The new COVID-19 variant identified in South Africa can evade the antibodies that attack it in treatments using blood plasma from previously recovered patients.
Researchers are racing to establish whether the vaccines currently being rolled out across the globe are effective against the so-called 501Y.V2 variant, identified by South African genomics experts late last year in Nelson Mandela Bay.
"This lineage exhibits complete escape from three classes of therapeutically relevant monoclonal antibodies," the team of scientists from three South African universities working with the National Institute for Communicable Diseases (NICD) wrote in the study.
"Furthermore, 501Y.V2 shows substantial or complete escape from neutralising antibodies in COVID-19 convalescent plasma," they wrote, adding that their conclusions "highlight the prospect of reinfection … and may foreshadow reduced efficacy of current spike-based vaccines."
The 501Y.V2 variant is 50% more infectious than previous ones, South African researchers are quoted in the report as saying.
British scientists and politicians have expressed concern that vaccines currently being deployed or in development could be less effective against the variant.
The paper said it remained to be seen how effective current vaccines were against 501Y.V2, which would only be determined by large-scale clinical trials. But results showed the need for new vaccines to be designed to tackle the evolving threat, it said.

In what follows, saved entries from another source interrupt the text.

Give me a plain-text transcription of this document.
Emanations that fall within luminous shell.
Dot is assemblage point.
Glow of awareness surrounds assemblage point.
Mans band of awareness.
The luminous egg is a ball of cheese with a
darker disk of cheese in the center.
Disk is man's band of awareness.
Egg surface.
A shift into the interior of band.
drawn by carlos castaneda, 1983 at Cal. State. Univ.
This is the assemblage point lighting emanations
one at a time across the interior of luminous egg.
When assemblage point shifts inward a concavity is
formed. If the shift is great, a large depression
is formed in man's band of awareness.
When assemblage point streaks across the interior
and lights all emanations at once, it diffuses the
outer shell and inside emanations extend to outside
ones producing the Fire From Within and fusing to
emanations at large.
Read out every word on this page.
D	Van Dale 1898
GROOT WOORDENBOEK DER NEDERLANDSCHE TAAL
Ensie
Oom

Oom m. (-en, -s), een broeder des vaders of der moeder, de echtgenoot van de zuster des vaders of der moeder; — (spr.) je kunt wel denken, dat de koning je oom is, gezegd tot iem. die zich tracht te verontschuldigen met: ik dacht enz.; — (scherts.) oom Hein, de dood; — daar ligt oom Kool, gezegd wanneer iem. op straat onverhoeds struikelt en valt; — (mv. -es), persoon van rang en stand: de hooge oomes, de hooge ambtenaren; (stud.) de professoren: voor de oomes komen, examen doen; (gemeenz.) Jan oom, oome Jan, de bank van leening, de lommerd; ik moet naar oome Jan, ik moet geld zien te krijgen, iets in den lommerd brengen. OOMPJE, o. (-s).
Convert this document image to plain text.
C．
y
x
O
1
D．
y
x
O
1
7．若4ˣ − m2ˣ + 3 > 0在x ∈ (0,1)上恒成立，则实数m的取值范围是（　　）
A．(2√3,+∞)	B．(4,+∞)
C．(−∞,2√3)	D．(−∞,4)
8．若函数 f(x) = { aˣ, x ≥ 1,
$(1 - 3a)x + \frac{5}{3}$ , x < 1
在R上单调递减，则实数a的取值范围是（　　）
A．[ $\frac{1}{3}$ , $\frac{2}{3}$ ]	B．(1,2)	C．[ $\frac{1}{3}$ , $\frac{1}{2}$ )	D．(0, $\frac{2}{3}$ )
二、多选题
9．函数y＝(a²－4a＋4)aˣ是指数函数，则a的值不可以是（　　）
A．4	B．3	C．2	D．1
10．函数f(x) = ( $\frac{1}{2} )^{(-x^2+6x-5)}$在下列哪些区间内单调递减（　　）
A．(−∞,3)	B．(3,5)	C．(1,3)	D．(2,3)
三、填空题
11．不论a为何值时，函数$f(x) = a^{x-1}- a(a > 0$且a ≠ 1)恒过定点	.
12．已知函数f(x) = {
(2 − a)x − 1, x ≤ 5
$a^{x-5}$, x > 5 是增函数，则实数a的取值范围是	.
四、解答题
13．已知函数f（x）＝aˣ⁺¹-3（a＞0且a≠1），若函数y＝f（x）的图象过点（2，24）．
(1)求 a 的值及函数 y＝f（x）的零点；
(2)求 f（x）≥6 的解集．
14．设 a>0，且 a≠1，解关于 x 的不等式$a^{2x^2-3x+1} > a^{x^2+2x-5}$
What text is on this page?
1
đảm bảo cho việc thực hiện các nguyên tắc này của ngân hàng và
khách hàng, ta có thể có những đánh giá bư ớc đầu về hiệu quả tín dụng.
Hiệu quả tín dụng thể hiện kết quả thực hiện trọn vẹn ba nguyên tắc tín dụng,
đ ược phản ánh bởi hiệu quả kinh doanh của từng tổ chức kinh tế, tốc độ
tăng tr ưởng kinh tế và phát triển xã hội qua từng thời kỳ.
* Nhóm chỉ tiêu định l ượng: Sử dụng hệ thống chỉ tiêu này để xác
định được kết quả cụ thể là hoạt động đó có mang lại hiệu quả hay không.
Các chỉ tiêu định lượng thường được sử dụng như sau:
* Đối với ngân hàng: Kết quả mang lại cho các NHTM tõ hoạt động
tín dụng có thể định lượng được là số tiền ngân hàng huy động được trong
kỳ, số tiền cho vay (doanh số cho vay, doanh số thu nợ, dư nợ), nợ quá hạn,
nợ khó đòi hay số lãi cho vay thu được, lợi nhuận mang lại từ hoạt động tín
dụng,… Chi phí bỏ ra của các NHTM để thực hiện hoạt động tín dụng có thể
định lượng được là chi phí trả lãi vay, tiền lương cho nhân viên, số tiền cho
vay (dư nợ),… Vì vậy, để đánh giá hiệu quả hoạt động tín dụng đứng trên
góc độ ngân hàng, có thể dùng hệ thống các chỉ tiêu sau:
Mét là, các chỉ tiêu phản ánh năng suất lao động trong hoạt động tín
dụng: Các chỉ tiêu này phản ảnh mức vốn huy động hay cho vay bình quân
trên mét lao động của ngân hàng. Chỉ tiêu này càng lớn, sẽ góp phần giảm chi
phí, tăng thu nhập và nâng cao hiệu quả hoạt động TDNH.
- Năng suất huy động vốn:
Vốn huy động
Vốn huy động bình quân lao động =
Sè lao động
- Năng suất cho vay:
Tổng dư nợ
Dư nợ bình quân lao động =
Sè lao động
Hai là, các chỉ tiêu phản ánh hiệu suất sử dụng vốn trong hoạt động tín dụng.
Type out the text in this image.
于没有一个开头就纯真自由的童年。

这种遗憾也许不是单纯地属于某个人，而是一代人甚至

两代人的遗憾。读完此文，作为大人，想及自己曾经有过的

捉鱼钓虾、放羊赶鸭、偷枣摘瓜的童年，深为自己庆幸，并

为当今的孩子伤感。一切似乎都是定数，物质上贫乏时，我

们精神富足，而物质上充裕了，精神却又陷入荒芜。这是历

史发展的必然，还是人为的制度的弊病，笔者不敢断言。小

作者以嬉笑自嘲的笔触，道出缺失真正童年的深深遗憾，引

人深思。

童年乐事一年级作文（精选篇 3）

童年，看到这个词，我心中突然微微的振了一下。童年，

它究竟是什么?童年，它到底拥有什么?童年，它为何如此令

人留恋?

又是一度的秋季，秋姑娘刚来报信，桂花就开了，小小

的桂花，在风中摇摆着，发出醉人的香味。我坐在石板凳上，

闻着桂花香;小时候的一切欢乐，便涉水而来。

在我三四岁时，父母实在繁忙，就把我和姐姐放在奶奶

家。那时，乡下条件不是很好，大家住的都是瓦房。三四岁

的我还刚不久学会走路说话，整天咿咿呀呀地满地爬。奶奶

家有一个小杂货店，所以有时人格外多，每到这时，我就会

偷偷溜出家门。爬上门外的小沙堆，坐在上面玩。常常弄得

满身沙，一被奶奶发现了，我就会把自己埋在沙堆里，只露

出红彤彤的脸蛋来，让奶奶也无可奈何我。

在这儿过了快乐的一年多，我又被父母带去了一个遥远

SARS-CoV-2 501Y.V2 escapes neutralisation by South African COVID-19 donor plasma
Constantinos Kurt Wibmer, Kurt Wibmer, Frances Ayres, Tandile Hermanus, Mashudu Madzivhandila, Prudence Kgagudi, Bronwen E Lambson, Marion Vermeulen, Karin van den Berg, Theresa Rossouw, Michael Boswell, Veronica Ueckermann, Susan Meiring, Anne von Gottberg, Cheryl Cohen, Lynn Morris, Jinal N Bhiman, Penny L Moore
Published in bioRxiv on 19 January 2021
SARS-CoV-2 501Y.V2, a novel lineage of the coronavirus causing COVID-19, contains multiple mutations within two immunodominant domains of the spike protein. Here we show that this lineage exhibits complete escape from three classes of therapeutically relevant monoclonal antibodies. Furthermore 501Y.V2 shows substantial or complete escape from neutralizing antibodies in COVID-19 convalescent plasma. These data highlight the prospect of reinfection with antigenically distinct variants and may foreshadow reduced efficacy of current spike-based vaccines.